Friday, August 19, 2005

After meeting with Chávez, Senator Specter tells Rumsfeld to stop telling truth

Senator Arlen Specter is concerned that US talk about the revolutionary Venezuelan regime's political subversion of other countries will provoke dictator Hugo Chávez not to cooperate on counternarcotics issues.

The Judiciary Committee chairman recently took Defense Secretary Donald Rumsfeld to task for saying that Caracas and Havana have been "unhelpful" in the unfolding political chaos in Bolivia.

Visiting South America, Rumsfeld publicly voiced concerns that the Venezuelan and Cuban regimes have been busy fomenting trouble in Bolivia.

“There certainly is evidence that both Cuba and Venezuela have been involved in the situation in Bolivia in unhelpful ways,” Rumsfeld told reporters.

That was too much for Senator Specter, who had just returned from Caracas where he met with Chávez, who has threatened to cut off cooperation with the Drug Enforcement Administration (DEA).
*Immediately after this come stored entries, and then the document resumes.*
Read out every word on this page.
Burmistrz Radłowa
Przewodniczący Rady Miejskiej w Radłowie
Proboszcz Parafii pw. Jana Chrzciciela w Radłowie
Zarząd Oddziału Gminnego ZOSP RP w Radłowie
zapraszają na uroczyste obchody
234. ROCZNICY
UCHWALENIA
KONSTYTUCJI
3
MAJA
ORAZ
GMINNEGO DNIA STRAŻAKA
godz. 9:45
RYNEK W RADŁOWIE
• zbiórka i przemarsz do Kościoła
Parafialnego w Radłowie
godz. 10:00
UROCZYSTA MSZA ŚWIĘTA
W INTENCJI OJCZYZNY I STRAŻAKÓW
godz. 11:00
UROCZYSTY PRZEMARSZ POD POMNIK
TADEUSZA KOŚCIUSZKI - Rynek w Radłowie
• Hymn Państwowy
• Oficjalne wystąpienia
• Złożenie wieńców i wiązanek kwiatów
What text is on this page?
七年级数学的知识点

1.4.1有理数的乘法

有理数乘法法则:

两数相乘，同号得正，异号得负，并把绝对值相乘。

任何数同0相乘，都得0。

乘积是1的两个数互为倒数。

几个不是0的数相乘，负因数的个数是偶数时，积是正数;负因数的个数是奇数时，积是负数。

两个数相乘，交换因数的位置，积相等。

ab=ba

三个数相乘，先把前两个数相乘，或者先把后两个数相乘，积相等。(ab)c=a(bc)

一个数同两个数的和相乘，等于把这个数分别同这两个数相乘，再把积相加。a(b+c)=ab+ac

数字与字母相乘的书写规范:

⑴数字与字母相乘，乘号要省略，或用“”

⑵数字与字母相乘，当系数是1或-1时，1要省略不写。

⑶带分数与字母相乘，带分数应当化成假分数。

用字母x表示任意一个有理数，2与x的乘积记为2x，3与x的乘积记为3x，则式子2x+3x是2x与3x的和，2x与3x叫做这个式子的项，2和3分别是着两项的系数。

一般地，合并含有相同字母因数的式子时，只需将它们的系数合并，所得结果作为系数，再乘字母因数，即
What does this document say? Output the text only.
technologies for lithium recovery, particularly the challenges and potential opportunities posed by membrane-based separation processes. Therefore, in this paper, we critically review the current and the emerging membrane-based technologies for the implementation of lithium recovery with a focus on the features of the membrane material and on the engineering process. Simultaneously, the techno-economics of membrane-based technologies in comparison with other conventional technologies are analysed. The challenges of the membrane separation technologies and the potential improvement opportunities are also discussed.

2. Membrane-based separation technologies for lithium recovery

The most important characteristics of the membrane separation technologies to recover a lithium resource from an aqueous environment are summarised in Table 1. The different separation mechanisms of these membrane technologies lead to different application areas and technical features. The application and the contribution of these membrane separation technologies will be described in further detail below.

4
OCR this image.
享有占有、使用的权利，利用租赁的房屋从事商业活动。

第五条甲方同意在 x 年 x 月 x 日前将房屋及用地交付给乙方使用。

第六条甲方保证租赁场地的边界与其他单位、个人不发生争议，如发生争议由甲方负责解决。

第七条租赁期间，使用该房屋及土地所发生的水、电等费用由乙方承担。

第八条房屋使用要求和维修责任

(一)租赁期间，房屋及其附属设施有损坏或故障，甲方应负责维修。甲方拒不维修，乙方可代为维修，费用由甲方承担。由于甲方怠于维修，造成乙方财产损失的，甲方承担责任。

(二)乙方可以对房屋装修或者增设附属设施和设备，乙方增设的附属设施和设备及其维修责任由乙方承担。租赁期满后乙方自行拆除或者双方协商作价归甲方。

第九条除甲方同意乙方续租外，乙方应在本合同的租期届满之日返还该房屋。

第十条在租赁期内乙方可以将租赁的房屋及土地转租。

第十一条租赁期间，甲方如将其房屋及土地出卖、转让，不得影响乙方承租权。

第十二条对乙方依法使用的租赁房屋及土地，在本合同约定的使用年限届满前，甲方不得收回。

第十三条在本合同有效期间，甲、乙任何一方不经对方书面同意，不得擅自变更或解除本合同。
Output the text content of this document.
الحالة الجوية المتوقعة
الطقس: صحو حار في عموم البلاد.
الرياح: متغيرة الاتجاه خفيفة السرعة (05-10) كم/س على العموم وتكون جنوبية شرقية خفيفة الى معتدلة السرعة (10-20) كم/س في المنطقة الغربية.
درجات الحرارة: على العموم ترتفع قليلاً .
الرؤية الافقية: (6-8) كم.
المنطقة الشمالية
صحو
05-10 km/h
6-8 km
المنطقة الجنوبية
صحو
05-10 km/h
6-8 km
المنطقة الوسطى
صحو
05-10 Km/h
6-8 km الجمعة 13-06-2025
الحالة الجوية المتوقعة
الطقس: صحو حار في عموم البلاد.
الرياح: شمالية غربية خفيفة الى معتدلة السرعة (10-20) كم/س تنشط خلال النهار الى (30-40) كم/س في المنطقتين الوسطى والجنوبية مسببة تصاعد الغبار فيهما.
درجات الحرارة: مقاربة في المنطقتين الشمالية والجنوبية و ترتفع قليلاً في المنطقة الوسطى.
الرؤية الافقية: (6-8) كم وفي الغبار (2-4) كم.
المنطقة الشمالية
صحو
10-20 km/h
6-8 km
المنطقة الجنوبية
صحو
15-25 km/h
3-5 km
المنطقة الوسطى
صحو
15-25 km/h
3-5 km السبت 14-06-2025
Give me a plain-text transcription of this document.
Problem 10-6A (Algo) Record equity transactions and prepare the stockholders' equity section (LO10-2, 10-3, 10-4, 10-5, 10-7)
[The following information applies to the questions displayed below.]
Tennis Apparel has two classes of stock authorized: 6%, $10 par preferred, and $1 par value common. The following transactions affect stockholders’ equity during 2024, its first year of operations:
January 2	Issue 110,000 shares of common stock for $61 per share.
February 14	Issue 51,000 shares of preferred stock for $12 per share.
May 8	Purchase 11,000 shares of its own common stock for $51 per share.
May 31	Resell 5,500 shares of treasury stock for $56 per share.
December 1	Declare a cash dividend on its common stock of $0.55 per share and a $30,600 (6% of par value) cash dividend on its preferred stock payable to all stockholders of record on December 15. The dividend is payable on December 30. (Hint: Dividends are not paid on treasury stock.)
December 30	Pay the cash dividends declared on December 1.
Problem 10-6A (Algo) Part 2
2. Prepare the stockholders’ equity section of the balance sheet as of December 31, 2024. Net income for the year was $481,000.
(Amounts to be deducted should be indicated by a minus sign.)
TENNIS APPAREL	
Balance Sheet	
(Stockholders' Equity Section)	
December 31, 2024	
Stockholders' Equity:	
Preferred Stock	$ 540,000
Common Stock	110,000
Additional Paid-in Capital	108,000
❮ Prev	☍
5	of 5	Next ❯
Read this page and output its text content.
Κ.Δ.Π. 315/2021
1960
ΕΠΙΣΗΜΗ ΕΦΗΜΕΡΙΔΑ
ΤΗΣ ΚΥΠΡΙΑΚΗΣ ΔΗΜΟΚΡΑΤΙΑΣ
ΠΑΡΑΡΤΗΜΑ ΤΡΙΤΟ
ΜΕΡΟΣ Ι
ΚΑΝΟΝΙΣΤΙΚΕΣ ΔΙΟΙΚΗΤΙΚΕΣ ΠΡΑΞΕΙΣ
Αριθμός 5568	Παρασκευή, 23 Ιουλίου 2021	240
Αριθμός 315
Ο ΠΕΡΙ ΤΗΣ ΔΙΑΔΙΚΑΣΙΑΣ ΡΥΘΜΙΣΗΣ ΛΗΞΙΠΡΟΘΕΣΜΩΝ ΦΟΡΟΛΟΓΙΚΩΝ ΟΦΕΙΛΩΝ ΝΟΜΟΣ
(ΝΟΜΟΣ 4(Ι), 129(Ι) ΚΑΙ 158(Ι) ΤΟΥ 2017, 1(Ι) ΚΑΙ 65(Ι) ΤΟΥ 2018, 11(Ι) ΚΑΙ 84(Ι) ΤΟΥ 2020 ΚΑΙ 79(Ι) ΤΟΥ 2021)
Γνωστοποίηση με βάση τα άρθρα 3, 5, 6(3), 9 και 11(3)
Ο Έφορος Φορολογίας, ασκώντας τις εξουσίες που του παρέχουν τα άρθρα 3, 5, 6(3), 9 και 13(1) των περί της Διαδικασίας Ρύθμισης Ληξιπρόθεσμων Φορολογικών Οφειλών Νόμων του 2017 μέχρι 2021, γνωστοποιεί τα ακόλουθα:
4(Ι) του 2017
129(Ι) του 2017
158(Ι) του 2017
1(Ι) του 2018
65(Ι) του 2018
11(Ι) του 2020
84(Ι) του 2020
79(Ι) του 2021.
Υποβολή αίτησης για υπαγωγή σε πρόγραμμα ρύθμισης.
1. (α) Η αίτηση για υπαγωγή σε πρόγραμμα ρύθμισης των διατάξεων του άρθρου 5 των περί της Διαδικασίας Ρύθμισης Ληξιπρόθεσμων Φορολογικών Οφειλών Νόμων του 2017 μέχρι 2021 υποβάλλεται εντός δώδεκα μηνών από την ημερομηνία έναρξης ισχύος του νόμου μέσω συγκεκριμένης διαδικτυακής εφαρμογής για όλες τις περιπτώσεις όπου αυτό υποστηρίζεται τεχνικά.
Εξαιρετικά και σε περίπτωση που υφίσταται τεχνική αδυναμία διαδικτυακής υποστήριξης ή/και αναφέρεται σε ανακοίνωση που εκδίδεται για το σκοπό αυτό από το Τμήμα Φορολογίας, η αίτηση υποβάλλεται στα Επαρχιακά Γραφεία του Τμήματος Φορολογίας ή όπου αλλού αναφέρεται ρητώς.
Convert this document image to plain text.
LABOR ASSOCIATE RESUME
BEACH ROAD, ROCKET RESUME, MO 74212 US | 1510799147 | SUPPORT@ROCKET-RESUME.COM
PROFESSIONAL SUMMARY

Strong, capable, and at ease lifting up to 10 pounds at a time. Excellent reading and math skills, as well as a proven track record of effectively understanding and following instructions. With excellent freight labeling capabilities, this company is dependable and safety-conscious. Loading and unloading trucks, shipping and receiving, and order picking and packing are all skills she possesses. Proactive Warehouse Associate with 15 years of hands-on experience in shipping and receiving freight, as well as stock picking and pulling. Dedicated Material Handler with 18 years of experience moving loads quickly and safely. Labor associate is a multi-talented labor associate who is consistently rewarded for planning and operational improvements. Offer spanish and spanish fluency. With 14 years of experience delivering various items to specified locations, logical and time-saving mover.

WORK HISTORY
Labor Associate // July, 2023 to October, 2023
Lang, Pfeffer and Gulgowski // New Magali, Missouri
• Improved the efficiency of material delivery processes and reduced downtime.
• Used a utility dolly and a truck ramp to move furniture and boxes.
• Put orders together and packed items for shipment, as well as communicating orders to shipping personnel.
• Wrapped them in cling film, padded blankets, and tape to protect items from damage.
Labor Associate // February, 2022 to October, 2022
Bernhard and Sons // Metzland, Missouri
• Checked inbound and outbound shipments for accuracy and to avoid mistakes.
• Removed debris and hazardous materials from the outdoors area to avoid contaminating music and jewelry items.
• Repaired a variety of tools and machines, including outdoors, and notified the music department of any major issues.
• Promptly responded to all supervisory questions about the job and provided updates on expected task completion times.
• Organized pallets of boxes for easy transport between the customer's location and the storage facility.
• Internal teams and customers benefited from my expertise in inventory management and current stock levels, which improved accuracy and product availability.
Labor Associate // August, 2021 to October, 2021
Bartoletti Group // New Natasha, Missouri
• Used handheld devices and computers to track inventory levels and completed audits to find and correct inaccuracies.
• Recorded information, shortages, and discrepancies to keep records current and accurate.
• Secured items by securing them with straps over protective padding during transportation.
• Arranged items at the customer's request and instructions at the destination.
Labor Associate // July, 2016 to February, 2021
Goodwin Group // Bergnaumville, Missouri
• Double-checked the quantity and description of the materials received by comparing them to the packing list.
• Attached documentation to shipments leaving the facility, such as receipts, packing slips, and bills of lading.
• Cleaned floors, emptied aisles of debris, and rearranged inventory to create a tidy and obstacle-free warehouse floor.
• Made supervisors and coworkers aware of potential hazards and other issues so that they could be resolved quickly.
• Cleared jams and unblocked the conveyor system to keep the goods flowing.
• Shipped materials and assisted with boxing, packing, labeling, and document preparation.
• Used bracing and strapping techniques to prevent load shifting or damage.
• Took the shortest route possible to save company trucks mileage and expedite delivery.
Chávez expelled US military advisers from Venezuela more than a year ago, and he is widely believed to be looking for ways to boot the DEA.

Specter immediately bit Chávez's bait. He wrote Rumsfeld: “I suggest it may be very helpful to US efforts to secure Venezuela's co-operation in our joint attack on drug interdiction if the rhetoric would be reduced.”